At NGLC, we see many places where higher ed and K-12 can learn from each other. Especially in tech-enabled innovations designed to dramatically improve outcomes for students. When you get into the details, higher ed and K-12 are worlds apart, but the truth is that college readiness and college completion are two sides of the same educational coin.
So it shouldn’t be a surprise that there are parallel challenges and innovations being developed in K-12 around competency-based education, learning management systems and platforms, digital content, and learning analytics. And yes, personalized learning too.
Scores of colleges and universities are looking to personalized learning strategies for improving student success:
Competency-based education models offer college students an opportunity to build upon what they already know and can do. These models give students time to spend on the competencies that are new or challenging for them. An emphasis on mastery helps students to make progress toward their own goals: degree completion, marketable skills, civic engagement, and lifelong learning.
Example: Northern Arizona University Personalized Learning Division
Faculty use adaptive learning software in their courses to build on students’ strengths and target gaps in their learning. Faculty members then adjust their classroom lectures based on students’ progress. This approach seems to have particular efficacy in developmental courses.
Example: CSU Northridge’s Hybrid Lab Model
In K-12, there’s a growing network of schools that are looking to personalized learning strategies to improve student success. They are breaking the mold of traditional schools and reimagining what learning could look like when each student has a personalized experience. A report released last month by Getting Smart, in partnership with Next Generation Learning Challenges—Lighting the Path to Personalized Learning—tells the stories of 11 schools that are doing just that.
In narrative form, Lighting the Path reveals how the schools—in low-income urban and rural communities—are raising expectations for college readiness and providing personalized learning for all students, in models that are sustainable and optimized for scale.
Raising Expectations for College Readiness
The schools are creating new academic models that reflect a more complex perspective of what it takes to be successful in college. Content knowledge is an important foundation, but these schools also teach higher-order thinking abilities—applying knowledge to solve problems, synthesizing multiple perspectives into a coherent evidence-based argument, and transferring learning from one context to another.

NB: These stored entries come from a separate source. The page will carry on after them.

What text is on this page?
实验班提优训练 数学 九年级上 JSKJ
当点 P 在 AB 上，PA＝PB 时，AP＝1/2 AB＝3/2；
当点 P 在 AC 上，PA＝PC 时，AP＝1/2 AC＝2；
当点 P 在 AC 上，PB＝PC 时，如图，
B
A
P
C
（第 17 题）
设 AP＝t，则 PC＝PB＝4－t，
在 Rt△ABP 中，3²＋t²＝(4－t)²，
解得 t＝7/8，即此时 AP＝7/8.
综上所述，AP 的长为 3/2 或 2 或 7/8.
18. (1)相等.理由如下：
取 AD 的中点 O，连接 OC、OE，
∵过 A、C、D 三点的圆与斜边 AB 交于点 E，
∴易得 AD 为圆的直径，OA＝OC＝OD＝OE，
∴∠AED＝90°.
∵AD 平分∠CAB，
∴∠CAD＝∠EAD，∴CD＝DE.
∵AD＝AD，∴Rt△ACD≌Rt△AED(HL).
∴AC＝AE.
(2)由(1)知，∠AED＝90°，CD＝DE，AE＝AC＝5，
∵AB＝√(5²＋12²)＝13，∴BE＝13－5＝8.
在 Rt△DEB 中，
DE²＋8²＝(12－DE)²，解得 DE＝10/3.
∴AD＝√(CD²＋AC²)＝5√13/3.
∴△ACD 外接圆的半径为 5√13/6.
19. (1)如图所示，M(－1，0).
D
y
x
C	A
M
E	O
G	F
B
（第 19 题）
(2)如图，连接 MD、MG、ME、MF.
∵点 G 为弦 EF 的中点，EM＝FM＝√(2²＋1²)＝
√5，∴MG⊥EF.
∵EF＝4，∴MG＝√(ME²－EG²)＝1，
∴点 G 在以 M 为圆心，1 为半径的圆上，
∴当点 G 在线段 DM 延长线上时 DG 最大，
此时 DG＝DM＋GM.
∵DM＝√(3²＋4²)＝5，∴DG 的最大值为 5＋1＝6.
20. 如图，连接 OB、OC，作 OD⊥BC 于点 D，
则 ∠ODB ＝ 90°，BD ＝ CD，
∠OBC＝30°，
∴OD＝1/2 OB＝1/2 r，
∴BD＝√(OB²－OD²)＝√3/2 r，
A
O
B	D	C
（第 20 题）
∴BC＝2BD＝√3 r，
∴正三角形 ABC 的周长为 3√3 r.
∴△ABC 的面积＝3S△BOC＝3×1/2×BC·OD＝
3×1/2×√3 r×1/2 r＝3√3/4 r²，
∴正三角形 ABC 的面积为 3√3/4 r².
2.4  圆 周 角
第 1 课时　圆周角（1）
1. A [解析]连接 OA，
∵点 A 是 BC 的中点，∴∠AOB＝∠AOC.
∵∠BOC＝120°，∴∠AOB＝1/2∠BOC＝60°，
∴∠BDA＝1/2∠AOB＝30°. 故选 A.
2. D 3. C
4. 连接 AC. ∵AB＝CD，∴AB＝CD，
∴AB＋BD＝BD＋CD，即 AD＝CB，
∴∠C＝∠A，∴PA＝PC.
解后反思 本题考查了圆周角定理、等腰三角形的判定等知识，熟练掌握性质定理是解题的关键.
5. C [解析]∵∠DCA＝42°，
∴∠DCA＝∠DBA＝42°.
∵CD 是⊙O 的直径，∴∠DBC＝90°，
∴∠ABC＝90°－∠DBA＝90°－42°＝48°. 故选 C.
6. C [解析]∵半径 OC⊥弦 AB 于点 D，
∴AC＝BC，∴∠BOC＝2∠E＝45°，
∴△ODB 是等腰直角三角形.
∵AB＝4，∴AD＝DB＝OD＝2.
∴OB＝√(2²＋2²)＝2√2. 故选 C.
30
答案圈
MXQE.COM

The schools are also explicitly teaching, and establishing learning environments that increasingly require college-ready skills like persistence and resilience, collaboration and communication, entrepreneurship and self-direction.
Personalized Learning for All Students
The schools featured in Lighting the Path are preparing their students more comprehensively for college through four primary strategies:
- Learner profiles, constantly updated, that both students and teachers can view
- Personal learning paths that guide students to the same high-level outcomes based on individual goals and strengths
- Competency-based progression where students advance through a curriculum by demonstrating mastery
- Flexible learning environments that adapt space, roles, and instruction to the needs of students and teachers
The schools are using technology to support these strategies through motivation, customization, and equalization of options. “It’s still harder than it should be to create an effective sequence of learning experiences in K-12, postsecondary or organizational training,” claim the report’s authors. But these schools are putting students in the center and figuring out how to create a student-centered education.
The Trickle-Up Effect into Higher Ed
Higher ed professionals may not be interested in how these schools are situating themselves to create K-12 system-wide change. But as the movement grows, higher ed will need to respond to increasing demand from a better-prepared student body who will not be satisfied with an education marked by lectures, high tuition costs, and inflexible structures. Instead, next gen students will demand an improved learning experience from college that truly prepares them for a career and a life of their choosing.
The schools in Lighting the Path are personalizing education for students on the same fixed public dollars that other schools have. They are differentiating teachers’ roles with more experienced and less experienced teachers working in teams, creating new roles of coaches and mentors, and even redefining teachers as rigor, relevance, or relationship managers.
Teachers have time to focus on intensive support for struggling students and higher-order applications through project-based and inquiry-based learning because students are learning basic content online. Teachers work with small groups of students, and their instruction is grounded in the data provided by online content and assessments.
Jump into the World of K-12 Personalized Learning
Lighting the Path is a collection of heartfelt and informative stories of each school’s launch. It’s easy to read just one story at a time, when you have five minutes here or there. When you do, you will gain new insight into the efforts of the innovative educators who are preparing their students for college. And you will have a new lens for considering how higher education itself can personalize learning and help even more students succeed.